In 2006, Israel and Hezbollah fought a 34 day battle which ultimately resulted in nothing gained but many lives lost. This conflict, known as the 2006 Lebanon War or 2006 Israel-Hezbollah War, was just part of the much larger Israeli-Iranian proxy-war, a perpetual struggle for power between the Jewish Israeli state and the Muslim state of Iran.
Since hostilities officially ended in the summer of 2006, however, Israel and Hezbollah have not forgotten their deep-seated hatred for one another, a feud aided by the geographic closeness of the fighting parties. It was this close proximity which led to the airstrikes enacted by the Israeli government late Monday night somewhere along the Lebanese-Syrian border.
On Tuesday, Israel's Prime Minister, Benjamin Netanyahu, declined to confirm reports that Israel had indeed conducted an airstrike along the Lebanon-Syria border, simply stating, “Our policy is clear. I don’t comment about what we did or didn’t do—but we will do whatever is needed to protect Israel’s security.”
While Israel has a history of declining to comment on its foreign affairs, a senior Israeli security official confirmed to TIME that the strike had hit a convoy transporting surface-to-surface missiles from Syria into Lebanon, the homebase of Hezbollah militants.
Hezbollah's presence in Syria has increased drastically since the onset of the Syrian civil war in 2011. Because Hezbollah's main population is derived from Shi'a Muslims, it closely follows the political actions of Iran, a state which has attempted to bolster the defense of the Assad regime in Syria to cement the ties between the two countries and maintain proper defense against the Israeli state.
In return for Hezbollah's assistance in the Syrian civil war, Assad and the Syrian regime have given Hezbollah many missiles to be transported and stockpiled in Lebanon. Since 2006, Israel estimates that Hezbollah has amassed a stockpile of over 100,000 rockets and missiles given by the Iranian and Syrian governments.

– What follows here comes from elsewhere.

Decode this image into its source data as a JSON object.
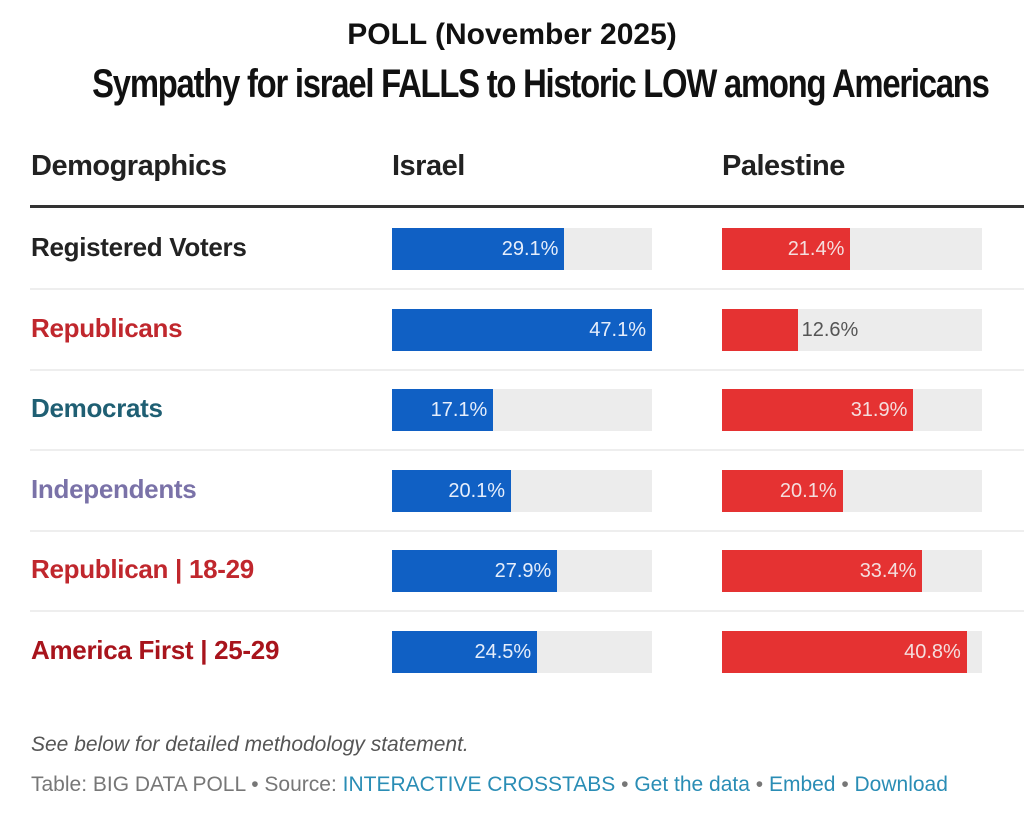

Eyal Ben-Reuven, a former senior official in a military camp in Northern Israel near the Lebanese border, believes that Hezbollah's engagement in the Syrian conflict makes it less likely that Israel will see any form of retaliation for striking the weapons convoy. Ben-Reuven does believe, however, that Hezbollah, Iran, and Syria pose severe threats to the existence of the Israeli state: "Israel has always stayed as the main objective for Hezbollah and Iran. A terror organization gets these kinds of capabilities not for deterrence, but for acts. This is the difference between states and organization. This is something that we have to keep in our hands to prevent this kind of transfer of game-changing weapons."